Seeing brown water, that resembles coffee, come out of your faucet is never a pleasant experience. But it happens more frequently than it has to.
First, the most common reason, is rust coming from the water heater. The water doesn’t usually stay brown for long periods of time but it can clog aerators and cause damage to plumbing valves such as tub valve cartridges, dishwasher filters, ice maker valves/filters and toilet fill valves. We mention ice maker valve/filters because many years ago, before refrigerator water dispensers were common, plumbers tied the ice maker line into the hot water piping.
Second, a section of galvanized piping may be present somewhere in your piping system. Some older homes, and even some newer homes, may have sections of galvanized piping. Galvanized pipe, even though it was used a lot in the mid 1900s, rusts and shouldn’t be used for water lines in the 2000s. So make sure your plumber doesn’t use galvanized pipe or fittings on any water line (water heaters and hose bibs are 2 common places we find galvanized piping).
Third, debris from the utility company’s main water line. Sometimes the local fire department flushes fire hydrants and sometimes the water company has to repair main utility water lines. This process breaks debris free from the pipe walls of the municipal main water line and that debris can flow into your home’s piping system. Often water will be brownish and typically clears up within a day or two. But this debris can get trapped in your faucet aerators, foul your toilet fill valve, and lodge in other plumbing valves.
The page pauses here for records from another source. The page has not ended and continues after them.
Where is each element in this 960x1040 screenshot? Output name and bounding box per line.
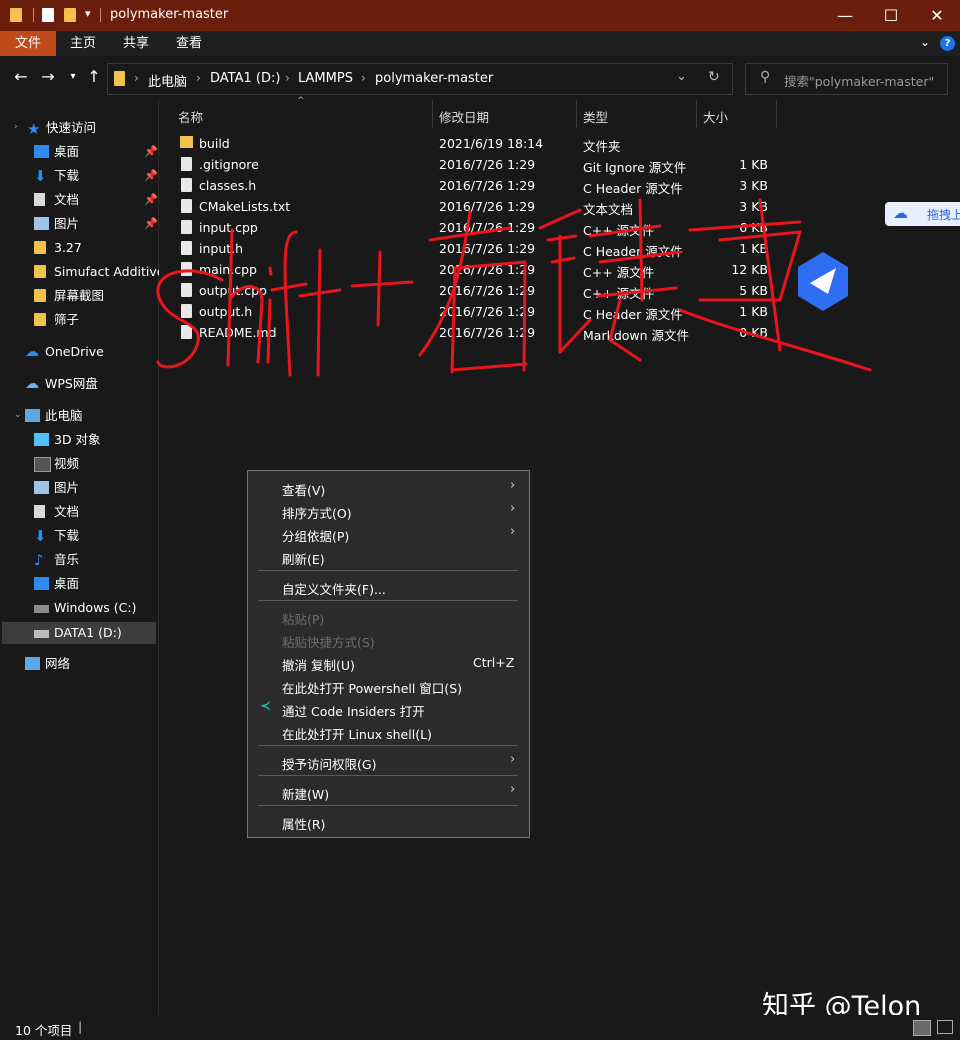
chevron-right-icon: › [510,782,516,797]
menu-item-refresh[interactable]: 刷新(E) [282,549,325,568]
details-view-icon[interactable] [913,1020,931,1036]
shortcut-ctrl-z: Ctrl+Z [473,655,515,670]
menu-separator [258,775,518,776]
vscode-icon: ≺ [260,699,271,714]
menu-item-new[interactable]: 新建(W) [282,784,329,803]
menu-separator [258,570,518,571]
item-count: 10 个项目 [15,1023,73,1038]
chevron-right-icon: › [510,478,516,493]
menu-item-sort[interactable]: 排序方式(O) [282,503,352,522]
menu-item-grant-access[interactable]: 授予访问权限(G) [282,754,376,773]
baidu-cloud-icon: ☁ [893,204,908,222]
menu-item-linux-shell[interactable]: 在此处打开 Linux shell(L) [282,724,432,743]
menu-item-view[interactable]: 查看(V) [282,480,325,499]
status-separator: | [78,1019,83,1034]
chevron-right-icon: › [510,524,516,539]
menu-separator [258,805,518,806]
menu-item-customize[interactable]: 自定义文件夹(F)... [282,579,386,598]
menu-item-paste-shortcut: 粘贴快捷方式(S) [282,635,375,650]
chevron-right-icon: › [510,752,516,767]
drag-upload-label: 拖拽上 [927,208,960,222]
menu-item-undo-copy[interactable]: 撤消 复制(U) [282,655,355,674]
menu-item-code-insiders[interactable]: 通过 Code Insiders 打开 [282,701,425,720]
menu-separator [258,745,518,746]
chevron-right-icon: › [510,501,516,516]
large-icons-view-icon[interactable] [937,1020,953,1034]
status-bar: 10 个项目 | [0,1015,960,1040]
menu-item-properties[interactable]: 属性(R) [282,814,325,833]
menu-item-paste: 粘贴(P) [282,612,325,627]
menu-item-group[interactable]: 分组依据(P) [282,526,349,545]
context-menu[interactable]: 查看(V) › 排序方式(O) › 分组依据(P) › 刷新(E) 自定义文件夹… [247,470,530,838]
app-badge-icon [798,252,848,311]
menu-separator [258,600,518,601]
menu-item-powershell[interactable]: 在此处打开 Powershell 窗口(S) [282,678,462,697]
drag-upload-tab[interactable]: ☁ 拖拽上 [885,202,960,226]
The main way to prevent rust from entering your water lines is to flush your water heater annually. Water heaters also produce scale which is not good for your plumbing system either. Tank water heaters have a steel tank, which rusts over time. If this rust is allowed to build up in the tank, it will eventually spread into your water piping and move on to your faucets/fixtures.
The other easy way to help prevent rust and brown water is to make sure your “plumber” doesn’t use galvanized piping or galvanized fittings for any water supply line such as water heaters and hose bibs. I put plumber in quotes because a reputable plumber will never use galvanized pipe or fittings for any potable water application.
If you know the city is flushing fire hydrants or if the water company has performed a main line pipe repair nearby, try flushing your front hose bib for a little while before using any water indoors. Hopefully this will keep the rusty water from entering your home’s piping. If you notice brown water at a faucet, run a tub for a bit since most tub spouts don’t have an aerator. Also, remove and clean your faucet aerators to remove any debris.
We hope we’ve shed a little light on the causes of brown water coming out of your faucets/fixtures and how to try to fix the problem.